Tuesday, 7 April 2015

Punk and my writing

The first word that sprang to mind as I was thinking about this piece was nostalgia: not the soft focus hankering for things or days past, but a reminder of where I came from, of formative influence. I can no more forget the importance of punk in my personal and artistic development than I can my ethnic cultural heritage. 

My poetry is rooted in the rhythms and language of Anglo-Welsh, not in a conscious or contrived manner, it's just how I write and what seems most natural to me. These are the patterns of language I learnt as a child. I cannot, and have no desire to, unlearn them.

So I am saddened by people who want to expunge their punk past. Why? It was the most exciting thing to happen to British culture in the Twentieth Century and I say that not just because I was peripherally there.
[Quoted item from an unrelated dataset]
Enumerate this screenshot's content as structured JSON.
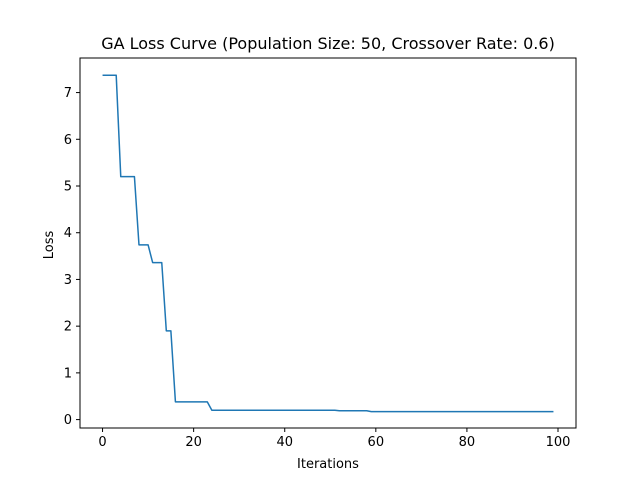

Why would you want to forget it?

Punk informs my writing. I need and ask no permission to write whatever I want: whatever topic, in whatever style, using whatever language I choose. I can swear and be 'offensive' and 'outrageous' if I like, whatever these terms mean, without self-chastisement. I am not using naughty words or excusing my language, subject matter or approach to myself or anyone else. I can break all the rules of poetry if I want and still make work that is pleasing. To do this I have exorcised my internal critic. J'etais toujours Charlie.

And I don't really care what the reader thinks. I am not writing for any particular audience. Poetry by poll or committee can never produce anything of merit. No, I write to please myself and I am gratified that my work touches other people or that I hear the sigh of recognition or a peal of laughter from the crowd at a reading. Even if I was in an audience of one: me, alone, that's all that matters. I am doing it by and for myself. And that's a punk thing.